Fowler is much more at home with liberal feminists on the other side of the aisle than she is with most members of her own party. On the House National Security Committee, she was in lock-step with Democrat Jane Harman during the attempt to reinstate single-gender basic training in our military. In Fowler’s world view, men and women are interchangeable fungibles and our armed services a laboratory for social experimentation.

On Monday, a Dear Colleague letter arrived supporting Fowler for vice-chairman which was signed by National Security Committee Chairman Floyd Spence and his subcommittee chairmen Duncan Hunter, Joel Hefley, Bob Stump, James Hansen, Steve Buyer, Herb Bateman and Curt Weldon. All of these men claim to be pro-life. Why did they sign this letter of support? They were just too nice to say no.

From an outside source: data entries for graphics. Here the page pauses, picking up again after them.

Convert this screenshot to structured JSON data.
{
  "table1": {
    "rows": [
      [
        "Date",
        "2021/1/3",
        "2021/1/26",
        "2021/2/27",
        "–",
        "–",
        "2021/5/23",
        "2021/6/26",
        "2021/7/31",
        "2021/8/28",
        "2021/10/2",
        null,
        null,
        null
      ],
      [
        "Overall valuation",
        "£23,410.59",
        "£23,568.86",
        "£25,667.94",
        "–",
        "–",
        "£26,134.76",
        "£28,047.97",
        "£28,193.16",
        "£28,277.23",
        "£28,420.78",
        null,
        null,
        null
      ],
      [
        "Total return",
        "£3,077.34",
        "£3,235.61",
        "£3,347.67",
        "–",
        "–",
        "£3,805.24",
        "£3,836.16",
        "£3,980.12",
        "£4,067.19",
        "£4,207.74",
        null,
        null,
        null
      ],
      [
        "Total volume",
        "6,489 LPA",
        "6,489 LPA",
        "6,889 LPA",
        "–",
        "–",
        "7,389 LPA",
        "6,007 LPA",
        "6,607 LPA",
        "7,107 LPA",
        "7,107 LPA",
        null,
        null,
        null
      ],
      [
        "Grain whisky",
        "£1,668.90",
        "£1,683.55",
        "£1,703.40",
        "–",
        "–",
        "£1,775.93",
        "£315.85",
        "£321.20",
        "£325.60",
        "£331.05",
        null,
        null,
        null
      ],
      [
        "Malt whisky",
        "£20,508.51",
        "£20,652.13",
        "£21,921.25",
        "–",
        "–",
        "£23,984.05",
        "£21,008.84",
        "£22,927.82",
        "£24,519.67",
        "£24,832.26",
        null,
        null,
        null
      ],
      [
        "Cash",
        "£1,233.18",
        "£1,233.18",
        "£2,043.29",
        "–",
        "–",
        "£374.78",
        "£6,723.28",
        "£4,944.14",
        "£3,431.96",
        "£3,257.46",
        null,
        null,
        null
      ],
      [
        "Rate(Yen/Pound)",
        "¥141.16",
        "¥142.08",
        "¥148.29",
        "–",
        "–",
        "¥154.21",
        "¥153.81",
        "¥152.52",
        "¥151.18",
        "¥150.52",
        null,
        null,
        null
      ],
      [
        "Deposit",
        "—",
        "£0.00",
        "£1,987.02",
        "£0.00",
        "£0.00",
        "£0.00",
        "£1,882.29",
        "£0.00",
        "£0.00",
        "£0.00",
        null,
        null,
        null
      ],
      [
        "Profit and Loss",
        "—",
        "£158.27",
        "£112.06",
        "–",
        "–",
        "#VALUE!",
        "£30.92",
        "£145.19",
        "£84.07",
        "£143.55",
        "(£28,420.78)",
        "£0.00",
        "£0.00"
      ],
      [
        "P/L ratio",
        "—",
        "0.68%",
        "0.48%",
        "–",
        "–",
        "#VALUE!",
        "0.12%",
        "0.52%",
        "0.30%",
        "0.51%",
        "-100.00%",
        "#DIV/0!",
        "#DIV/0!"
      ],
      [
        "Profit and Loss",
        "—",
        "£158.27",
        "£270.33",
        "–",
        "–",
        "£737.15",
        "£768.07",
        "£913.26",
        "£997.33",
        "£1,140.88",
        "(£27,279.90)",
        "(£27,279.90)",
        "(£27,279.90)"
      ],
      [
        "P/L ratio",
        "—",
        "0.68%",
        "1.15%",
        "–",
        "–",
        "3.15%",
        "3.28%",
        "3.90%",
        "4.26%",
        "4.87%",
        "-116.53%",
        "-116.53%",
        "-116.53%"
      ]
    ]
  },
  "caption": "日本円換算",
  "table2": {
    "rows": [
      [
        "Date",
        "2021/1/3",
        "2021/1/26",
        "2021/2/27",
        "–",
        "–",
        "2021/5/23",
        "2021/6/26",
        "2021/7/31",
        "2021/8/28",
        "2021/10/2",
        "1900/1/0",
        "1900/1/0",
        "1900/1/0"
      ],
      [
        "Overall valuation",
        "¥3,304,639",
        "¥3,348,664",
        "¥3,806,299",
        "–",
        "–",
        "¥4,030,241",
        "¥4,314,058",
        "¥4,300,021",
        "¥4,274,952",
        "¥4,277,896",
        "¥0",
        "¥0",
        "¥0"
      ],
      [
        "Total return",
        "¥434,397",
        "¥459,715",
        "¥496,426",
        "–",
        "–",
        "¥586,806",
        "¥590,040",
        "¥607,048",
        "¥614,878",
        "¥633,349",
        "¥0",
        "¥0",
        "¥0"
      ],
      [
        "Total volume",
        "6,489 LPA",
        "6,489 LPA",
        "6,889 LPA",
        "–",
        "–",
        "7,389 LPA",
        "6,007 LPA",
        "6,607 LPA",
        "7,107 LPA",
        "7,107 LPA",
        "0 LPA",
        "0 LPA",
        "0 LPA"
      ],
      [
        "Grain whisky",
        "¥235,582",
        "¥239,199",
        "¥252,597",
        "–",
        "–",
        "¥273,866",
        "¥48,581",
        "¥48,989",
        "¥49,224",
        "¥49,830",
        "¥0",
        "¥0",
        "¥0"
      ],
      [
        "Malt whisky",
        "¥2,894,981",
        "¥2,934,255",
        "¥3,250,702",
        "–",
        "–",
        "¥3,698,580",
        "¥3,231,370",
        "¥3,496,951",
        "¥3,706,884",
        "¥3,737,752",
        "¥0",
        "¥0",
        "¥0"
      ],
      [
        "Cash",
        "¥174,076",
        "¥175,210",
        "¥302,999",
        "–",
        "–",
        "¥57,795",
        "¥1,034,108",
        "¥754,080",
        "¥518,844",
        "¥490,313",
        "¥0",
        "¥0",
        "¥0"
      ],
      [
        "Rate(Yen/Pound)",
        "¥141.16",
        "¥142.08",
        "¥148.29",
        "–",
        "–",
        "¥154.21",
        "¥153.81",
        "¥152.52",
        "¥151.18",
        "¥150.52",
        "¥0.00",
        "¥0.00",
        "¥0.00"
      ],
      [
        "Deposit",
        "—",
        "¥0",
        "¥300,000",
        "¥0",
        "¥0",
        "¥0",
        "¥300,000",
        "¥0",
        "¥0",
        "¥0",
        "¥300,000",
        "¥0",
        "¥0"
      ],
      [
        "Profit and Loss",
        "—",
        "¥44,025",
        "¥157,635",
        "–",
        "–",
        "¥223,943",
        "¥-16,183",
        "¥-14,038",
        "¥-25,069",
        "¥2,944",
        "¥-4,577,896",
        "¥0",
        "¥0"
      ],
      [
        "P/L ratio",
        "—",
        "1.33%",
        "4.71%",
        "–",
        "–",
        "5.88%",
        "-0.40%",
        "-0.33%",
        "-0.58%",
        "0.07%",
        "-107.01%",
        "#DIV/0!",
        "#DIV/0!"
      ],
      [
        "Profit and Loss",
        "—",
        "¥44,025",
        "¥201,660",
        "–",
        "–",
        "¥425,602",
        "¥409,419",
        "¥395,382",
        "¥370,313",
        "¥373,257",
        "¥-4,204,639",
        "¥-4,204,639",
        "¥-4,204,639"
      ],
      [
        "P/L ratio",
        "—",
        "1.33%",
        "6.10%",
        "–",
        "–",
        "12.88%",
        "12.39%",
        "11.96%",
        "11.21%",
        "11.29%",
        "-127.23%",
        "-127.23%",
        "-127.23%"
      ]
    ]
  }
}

To elevate Fowler, these men and many others passed over Sue Myrick of North Carolina and Anne Northup of Kentucky who had thrown their hats in the ring for the post. Myrick was a former mayor of Charlotte. Northup was state representative who won election to Congress in a Democratic district. Both are articulate, bright, capable women who share the views of most women in the party. They would have put a proper face on GOP women and would have represented us well in the media; but no, the majority of House Republicans chose to elevate two women who are social liberals instead.

On paper, over 80 percent of the Republican members of the House of Representatives say they believe in the sanctity of life of every human being, but as you can see, this paper isn’t worth much in a party afflicted with terminal niceness.